YOUR EDUCATION DOLLARS AT WORK – AT 11:20 P.M. ET: Another outrageous example of what is happening to American education, despite vast expenditures. Illinois says it wanted to save money. How does it save it? You won't believe this:
CHICAGO (AP) - Illinois will assess only reading and arithmetic now that high school juniors will no longer be tested on their writing skills during standardized exams every spring, according to a published report.
Cutting the writing exams will save about $2.4 million amid the state's budgetary shortfalls. Writing tests for elementary and middle school students were dropped last year.
"We're trying to minimize the damage" of the cuts, Schools Superintendent Christopher Koch told the Chicago Tribune for a story published Wednesday. "Writing is one of the most expensive things to assess."
Oh please. They're cutting writing tests because the kids do so poorly. Why advertise falure? I've seen some writing samples of high-school juniors from our local community here in New York, and I was appalled.
Federal law doesn't require or fund writing tests. Under the federal No Child Left Behind law, public schools are evaluated based on their reading and math test results.
Illinois isn't alone in struggling with how to offer an effective education for less money. Oregon and Missouri also recently made money-saving cuts to their writing exams.
Illinois education officials expect to restore the writing assessments in 2014 when a new state testing plan will require students to periodically take online tests, Koch said.
And the end of the writing section on state standardized exams for now doesn't mean students won't be tested on their writing at all. Many Advanced Placement exams given in May require writing, and the SAT college entrance exam has a writing requirement.

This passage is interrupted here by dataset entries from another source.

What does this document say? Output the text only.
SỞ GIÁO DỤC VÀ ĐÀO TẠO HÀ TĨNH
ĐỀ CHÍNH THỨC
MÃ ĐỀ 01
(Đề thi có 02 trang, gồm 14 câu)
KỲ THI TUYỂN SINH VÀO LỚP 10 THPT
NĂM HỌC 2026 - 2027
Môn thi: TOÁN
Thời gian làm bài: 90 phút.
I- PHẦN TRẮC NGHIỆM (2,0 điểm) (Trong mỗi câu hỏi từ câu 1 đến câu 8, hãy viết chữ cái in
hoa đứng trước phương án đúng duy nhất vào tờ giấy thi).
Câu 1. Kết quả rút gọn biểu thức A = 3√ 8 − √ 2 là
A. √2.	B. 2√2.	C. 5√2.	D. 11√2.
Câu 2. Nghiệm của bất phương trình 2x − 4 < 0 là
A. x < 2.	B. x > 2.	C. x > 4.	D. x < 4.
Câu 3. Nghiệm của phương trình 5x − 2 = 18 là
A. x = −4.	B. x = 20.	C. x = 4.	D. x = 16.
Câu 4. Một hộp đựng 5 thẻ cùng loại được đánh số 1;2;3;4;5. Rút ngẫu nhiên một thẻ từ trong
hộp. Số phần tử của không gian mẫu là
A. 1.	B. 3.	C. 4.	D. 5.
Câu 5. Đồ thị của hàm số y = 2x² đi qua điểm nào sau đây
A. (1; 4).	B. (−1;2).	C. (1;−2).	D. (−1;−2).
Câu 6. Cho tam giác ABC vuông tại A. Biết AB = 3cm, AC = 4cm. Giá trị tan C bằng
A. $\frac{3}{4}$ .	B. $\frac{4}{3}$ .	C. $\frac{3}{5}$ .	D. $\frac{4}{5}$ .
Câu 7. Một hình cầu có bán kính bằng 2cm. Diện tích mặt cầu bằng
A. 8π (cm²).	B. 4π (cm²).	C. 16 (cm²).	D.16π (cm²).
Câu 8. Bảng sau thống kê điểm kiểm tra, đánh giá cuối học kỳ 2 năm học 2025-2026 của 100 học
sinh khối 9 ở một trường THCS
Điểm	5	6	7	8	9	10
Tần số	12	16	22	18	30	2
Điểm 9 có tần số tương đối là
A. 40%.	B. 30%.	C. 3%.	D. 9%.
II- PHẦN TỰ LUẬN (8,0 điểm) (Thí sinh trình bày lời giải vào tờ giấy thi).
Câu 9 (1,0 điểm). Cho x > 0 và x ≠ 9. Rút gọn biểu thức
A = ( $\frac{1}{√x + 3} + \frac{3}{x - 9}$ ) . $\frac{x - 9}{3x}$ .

COMMENT: One of the problems is that a number of teachers can't write properly, to put it mildly. When I was a young student in the New York City public school system we had Irish teachers who could diagram an English sentence. Today kids are lucky to have teachers who can write an English sentence. Unless that changes, and kids figure out that writing is more important than playing video games, the writing problems in schools will not be solved.